IL MONDO: A CHE COSA SERVONO I SERVIZI DI OUTPLACEMENT

NEL MIO CODICE DEL LAVORO PROPONGO UN SISTEMA DI FORTI INCENTIVI ALLE AZIENDE AFFINCHÉ UTILIZZINO I MIGLIORI SERVIZI PER RICOLLOCARE I LAVORATORI LICENZIATI

Intervista a cura di Michele Caropreso, in corso di pubblicazione sul settimanale Il Mondo, 3 dicembre 2012

32.542 candidati gestiti, 28.474 dei quali ricollocati nel quadriennio 2009-2011. Tempo medio: 5,8 mesi. Come valuta il lavoro che svolgono oggi le società di outplacement in Italia?
I risultati del lavoro delle società di outplacement dimostrano quello che alla quasi totalità degli italiani è del tutto ignoto: cioè che anche in questo periodo di recessione grave il mercato del lavoro nel nostro Paese produce, eccome, occasioni di lavoro in tutti i settori e per tutti i livelli professionali. Più precisamente, quasi nessuno sa che in Italia nel corso di ciascuno degli ultimi tre anni sono stati stipulati circa due milioni di contratti di lavoro regolare a tempo indeterminato. Il fatto è che oggi a queste opportunità di occupazione si accede quasi soltanto attraverso reti parentali, amicali, politiche o professionali. Il risultato è che chi non ha a disposizione queste reti ha l’impressione che il mercato del lavoro sia un buco nero, o comunque un luogo pericoloso, una trappola infernale.

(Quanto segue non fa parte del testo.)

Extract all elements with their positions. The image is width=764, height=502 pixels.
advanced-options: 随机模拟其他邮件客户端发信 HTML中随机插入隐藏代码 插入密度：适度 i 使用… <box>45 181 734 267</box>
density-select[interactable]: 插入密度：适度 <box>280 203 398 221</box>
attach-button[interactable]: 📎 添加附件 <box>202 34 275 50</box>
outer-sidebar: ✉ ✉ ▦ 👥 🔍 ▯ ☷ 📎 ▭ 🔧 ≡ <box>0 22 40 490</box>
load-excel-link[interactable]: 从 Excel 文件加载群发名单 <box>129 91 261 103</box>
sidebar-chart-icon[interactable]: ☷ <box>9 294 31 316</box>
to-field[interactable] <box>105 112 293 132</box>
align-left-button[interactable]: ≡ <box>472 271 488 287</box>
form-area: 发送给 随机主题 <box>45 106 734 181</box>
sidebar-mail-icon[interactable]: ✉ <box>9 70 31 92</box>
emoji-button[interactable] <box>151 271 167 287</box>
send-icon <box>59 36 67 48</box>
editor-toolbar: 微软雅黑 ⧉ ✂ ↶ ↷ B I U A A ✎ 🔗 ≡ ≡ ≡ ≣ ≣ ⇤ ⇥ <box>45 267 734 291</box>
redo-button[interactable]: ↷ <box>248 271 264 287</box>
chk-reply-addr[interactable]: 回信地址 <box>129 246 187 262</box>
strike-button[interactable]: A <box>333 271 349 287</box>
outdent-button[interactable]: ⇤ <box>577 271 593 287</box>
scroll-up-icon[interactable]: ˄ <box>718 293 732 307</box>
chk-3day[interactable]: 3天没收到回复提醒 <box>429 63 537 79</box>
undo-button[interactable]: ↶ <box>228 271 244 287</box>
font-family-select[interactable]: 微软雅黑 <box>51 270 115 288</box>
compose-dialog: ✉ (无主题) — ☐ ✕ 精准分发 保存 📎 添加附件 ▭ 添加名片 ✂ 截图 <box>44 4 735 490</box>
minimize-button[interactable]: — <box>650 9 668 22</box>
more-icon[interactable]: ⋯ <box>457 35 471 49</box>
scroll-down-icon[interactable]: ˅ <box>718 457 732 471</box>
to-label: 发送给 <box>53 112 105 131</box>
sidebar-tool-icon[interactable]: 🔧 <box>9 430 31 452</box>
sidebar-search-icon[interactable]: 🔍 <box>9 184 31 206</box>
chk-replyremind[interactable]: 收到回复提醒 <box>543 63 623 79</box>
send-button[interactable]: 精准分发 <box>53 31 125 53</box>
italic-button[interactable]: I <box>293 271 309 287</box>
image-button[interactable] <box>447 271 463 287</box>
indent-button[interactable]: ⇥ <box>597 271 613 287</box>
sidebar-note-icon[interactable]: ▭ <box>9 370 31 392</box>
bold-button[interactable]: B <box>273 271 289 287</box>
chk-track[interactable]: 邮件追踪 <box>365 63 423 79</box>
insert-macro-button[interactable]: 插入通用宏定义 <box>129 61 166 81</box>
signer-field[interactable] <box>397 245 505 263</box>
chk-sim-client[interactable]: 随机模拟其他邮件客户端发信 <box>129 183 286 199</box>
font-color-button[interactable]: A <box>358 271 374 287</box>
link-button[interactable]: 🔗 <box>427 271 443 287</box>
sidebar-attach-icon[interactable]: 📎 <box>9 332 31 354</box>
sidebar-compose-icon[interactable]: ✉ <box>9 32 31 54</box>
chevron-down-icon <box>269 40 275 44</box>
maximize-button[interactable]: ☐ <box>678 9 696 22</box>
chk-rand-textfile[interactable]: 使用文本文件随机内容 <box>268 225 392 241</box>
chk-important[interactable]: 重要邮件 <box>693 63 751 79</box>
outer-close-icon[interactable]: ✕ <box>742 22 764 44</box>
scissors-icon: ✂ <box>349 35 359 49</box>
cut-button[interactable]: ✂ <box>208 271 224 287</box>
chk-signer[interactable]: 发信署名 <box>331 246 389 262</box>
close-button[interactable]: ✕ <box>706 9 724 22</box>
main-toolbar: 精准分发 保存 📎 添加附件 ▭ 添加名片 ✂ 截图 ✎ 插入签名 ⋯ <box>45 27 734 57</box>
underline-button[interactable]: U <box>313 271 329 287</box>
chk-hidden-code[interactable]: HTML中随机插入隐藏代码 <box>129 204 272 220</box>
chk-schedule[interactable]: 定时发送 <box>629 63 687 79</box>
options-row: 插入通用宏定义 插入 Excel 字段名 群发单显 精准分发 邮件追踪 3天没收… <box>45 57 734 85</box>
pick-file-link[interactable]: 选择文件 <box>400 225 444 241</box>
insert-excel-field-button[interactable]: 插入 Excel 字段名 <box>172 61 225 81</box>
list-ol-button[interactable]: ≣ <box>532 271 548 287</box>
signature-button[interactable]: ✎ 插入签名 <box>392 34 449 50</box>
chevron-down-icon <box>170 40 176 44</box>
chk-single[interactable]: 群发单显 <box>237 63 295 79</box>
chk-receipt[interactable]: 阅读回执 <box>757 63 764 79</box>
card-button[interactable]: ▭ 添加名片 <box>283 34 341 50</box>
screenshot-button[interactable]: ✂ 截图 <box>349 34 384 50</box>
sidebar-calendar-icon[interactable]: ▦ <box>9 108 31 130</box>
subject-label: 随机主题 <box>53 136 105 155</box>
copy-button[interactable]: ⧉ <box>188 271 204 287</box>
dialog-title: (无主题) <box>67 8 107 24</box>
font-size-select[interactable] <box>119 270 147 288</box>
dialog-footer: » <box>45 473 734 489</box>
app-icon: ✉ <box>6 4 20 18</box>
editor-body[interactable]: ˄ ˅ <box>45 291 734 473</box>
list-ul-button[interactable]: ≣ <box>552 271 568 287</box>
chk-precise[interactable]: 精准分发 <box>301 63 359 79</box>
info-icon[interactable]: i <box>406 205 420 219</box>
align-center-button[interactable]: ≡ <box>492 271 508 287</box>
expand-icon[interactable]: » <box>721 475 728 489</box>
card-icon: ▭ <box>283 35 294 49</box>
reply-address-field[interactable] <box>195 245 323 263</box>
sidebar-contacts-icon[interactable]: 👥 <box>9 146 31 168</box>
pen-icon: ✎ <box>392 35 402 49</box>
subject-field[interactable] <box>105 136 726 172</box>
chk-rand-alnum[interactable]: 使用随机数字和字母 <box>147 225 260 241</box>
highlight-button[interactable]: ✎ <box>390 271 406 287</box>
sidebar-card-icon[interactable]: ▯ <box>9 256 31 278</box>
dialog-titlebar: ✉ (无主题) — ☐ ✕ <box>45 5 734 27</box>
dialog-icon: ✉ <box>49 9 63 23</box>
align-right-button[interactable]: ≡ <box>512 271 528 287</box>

Qual è e quale potrà essere in futuro l’impatto   [del testo unico e – non so a quale testo unico lei si riferisca qui]   della legge Fornero su questa forma di servizio al mercato del lavoro?
La legge Fornero, n. 92/2012, si limita a enunciare la necessità di un utilizzo sistematico dei servizi di assistenza intensiva per la ricollocazione dei lavoratori che perdono il posto nelle crisi occupazionali. È poco più che una norma programmatica. Nel mio Codice del lavoro semplificato (d.d.l. n. 1873/2009) propongo invece che, per i rapporti di lavoro che si costituiranno da qui in avanti, l’intero costo del licenziamento, così come determinato dalla legge Fornero, sia destinato a garantire la sicurezza economica e professionale del lavoratore nel passaggio dal vecchio posto al nuovo. Questo è possibile stabilendo che l’impresa interessata, in cambio dell’esenzione dal controllo giudiziale sul motivo economico-organizzativo del licenziamento, sia vincolata ad offrire al lavoratore licenziato un servizio di outplacement; con la clausola che in caso di mancata ricollocazione entro il primo anno graverà sull’impresa stessa un trattamento complementare di disoccupazione per l’anno successivo. In questo modo si attiverebbe un forte incentivo per l’impresa a scegliere l’agenzia migliore; e questa a sua volta svolgerebbe quel controllo sulla disponibilità effettiva del lavoratore, del quale il servizio pubblico oggi è totalmente incapace.

Si parla molto del ruolo che il supporto alla ricollocazione potrebbe avere in un mercato del lavoro che privilegi le politiche attive rispetto a quelle passive. Ma le società italiane del settore sono abbastanza strutturate per svolgere un ruolo da protagoniste in questo mercato?
La mia proposta è quella di incentivare le imprese che licenziano a servirsene. Poi sarà la domanda stessa a produrre l’aumento dell’offerta in questo settore; e sarà la concorrenza tra operatori a garantire la qualità. Se poi le Regioni offriranno di coprire tre quarti o quattro quinti del costo standard di mercato del servizio di outplacement, utilizzando i contributi del Fondo Sociale Europeo di cui oggi non riusciamo neppure a usufruire, il sistema sarebbe perfettamente in grado di andare a regime rapidamente e funzionare in modo eccellente, facendo risparmiare denaro alle casse pubbliche (trattamenti di Cassa integrazione a perdere e di disoccupazione) e alle imprese (trattamento complementare di disoccupazione per il secondo anno, in caso di mancata ricollocazione del lavoratore).